Understandably, this competition concerns the US drone industry – led by the major US military contractors, including Lockheed Martin, Northrop Grumman, General Atomics, among others.
Currently the industry – with support of the Congressional caucus – is pressuring the administration to continue relaxing the export controls on US-made drone technology to ensure that the industry keeps its market share of the fastest growing military and aviation sector. As speakers at the annual Association for Unmanned Vehicle Systems International conference in February reminded industry representatives and the attending Congressional representatives, drone competition is sparking new markets for drone detection technology, defenses against enemy drones and electronic warfare instruments designed to break drone communications with their remote piloting.
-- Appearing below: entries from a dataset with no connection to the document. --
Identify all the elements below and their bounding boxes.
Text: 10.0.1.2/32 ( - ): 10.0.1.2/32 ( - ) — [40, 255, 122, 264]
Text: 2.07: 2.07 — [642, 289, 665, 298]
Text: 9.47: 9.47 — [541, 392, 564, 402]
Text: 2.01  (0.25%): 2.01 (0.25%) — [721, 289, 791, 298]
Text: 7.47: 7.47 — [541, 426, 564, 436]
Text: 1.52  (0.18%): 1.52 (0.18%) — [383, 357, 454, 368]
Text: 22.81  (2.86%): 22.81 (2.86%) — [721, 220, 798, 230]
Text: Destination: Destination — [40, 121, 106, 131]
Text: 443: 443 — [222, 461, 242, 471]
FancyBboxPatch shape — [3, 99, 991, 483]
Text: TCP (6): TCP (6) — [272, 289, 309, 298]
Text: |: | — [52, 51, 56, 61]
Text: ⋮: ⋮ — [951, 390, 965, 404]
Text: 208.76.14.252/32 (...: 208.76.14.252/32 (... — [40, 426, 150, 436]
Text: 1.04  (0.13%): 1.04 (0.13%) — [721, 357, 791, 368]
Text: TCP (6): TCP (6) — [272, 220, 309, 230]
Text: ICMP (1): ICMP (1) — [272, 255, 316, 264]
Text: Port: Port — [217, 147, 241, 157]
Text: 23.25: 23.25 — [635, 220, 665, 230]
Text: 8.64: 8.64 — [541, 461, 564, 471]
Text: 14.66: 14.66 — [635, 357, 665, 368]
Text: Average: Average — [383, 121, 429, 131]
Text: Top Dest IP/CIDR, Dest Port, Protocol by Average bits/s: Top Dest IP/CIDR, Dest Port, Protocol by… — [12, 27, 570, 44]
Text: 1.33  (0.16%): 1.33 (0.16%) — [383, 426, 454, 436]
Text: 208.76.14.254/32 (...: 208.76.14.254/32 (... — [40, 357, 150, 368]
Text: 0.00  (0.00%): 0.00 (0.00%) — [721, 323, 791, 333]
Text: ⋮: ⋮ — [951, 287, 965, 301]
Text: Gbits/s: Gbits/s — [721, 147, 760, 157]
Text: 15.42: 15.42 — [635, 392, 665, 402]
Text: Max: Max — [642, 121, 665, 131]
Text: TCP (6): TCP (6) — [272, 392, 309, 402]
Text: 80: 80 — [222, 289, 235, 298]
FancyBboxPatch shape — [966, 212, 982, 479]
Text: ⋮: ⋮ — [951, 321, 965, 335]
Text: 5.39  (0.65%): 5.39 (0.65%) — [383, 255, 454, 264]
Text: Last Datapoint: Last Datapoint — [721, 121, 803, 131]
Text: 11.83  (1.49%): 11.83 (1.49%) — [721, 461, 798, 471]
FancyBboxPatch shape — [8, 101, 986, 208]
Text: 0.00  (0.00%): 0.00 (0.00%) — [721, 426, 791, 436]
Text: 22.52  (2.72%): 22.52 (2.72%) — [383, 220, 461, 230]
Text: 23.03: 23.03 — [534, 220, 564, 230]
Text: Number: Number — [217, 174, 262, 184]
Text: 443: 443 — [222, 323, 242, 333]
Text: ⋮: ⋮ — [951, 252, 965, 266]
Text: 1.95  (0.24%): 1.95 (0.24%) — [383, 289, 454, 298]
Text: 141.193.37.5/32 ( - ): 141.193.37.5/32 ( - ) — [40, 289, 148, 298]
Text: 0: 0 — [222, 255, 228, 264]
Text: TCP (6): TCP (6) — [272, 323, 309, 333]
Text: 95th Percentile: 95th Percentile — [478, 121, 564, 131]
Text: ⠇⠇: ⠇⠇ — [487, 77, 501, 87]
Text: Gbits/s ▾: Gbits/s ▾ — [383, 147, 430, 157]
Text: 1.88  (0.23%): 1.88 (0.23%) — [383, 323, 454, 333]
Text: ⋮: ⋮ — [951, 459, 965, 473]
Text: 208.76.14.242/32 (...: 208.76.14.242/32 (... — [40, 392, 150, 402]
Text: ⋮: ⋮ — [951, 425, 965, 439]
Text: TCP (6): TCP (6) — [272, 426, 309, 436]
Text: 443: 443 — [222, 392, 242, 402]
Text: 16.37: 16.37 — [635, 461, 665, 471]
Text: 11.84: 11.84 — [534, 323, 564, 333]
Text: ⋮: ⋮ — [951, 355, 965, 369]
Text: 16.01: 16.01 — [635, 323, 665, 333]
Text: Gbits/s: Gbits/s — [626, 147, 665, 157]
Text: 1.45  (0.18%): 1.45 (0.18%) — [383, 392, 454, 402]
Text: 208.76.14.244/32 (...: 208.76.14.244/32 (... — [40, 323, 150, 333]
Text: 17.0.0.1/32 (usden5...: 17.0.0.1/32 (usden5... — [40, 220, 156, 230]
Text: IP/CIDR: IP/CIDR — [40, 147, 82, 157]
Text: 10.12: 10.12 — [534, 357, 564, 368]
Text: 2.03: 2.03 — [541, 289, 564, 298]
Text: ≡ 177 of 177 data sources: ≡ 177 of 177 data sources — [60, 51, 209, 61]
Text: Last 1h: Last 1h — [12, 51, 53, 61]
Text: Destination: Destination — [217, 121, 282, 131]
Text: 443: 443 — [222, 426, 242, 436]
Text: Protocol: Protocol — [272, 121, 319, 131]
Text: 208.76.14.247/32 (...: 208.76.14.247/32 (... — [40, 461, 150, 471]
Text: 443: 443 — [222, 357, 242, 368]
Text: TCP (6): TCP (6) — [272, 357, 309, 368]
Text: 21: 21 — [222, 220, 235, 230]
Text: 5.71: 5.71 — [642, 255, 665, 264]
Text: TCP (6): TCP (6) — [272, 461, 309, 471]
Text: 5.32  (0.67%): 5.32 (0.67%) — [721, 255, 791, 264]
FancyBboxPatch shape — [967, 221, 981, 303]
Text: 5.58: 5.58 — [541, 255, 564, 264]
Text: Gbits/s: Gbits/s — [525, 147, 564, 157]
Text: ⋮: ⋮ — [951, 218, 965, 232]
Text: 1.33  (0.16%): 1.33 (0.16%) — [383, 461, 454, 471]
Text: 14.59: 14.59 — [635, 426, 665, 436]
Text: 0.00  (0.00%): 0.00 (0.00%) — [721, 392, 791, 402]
“It is vital that the debate on drones is brought to American public since US drone policy is becoming vital part of US foreign policy in conflict zones,” says Shahzad Akbar, attorney with Reprieve in London and with the Pakistani Foundation for Fundamental Fights. Akbar, who is listed as a summit speaker, says that a debate about drones needs to include all stakeholders, including the US public and that’s a central objective of the planned drone summit in Washington, DC.
“Central to the debate are questions about the rights of individuals, whether as objects of surveillance or targets of killing machines,” says Akbar. Essentially, we are asking to what degree “we [are] ready to allow government to “usurp the rights of individuals and under exactly what circumstances?” With respect to the objectives of the drone Summit, Akbar said that the summit’s organizers are working to ensure that in the United States and in other drone-deploying countries they will subject their use to the “due-process rule of law” and to “proper judicial and democratic oversight.”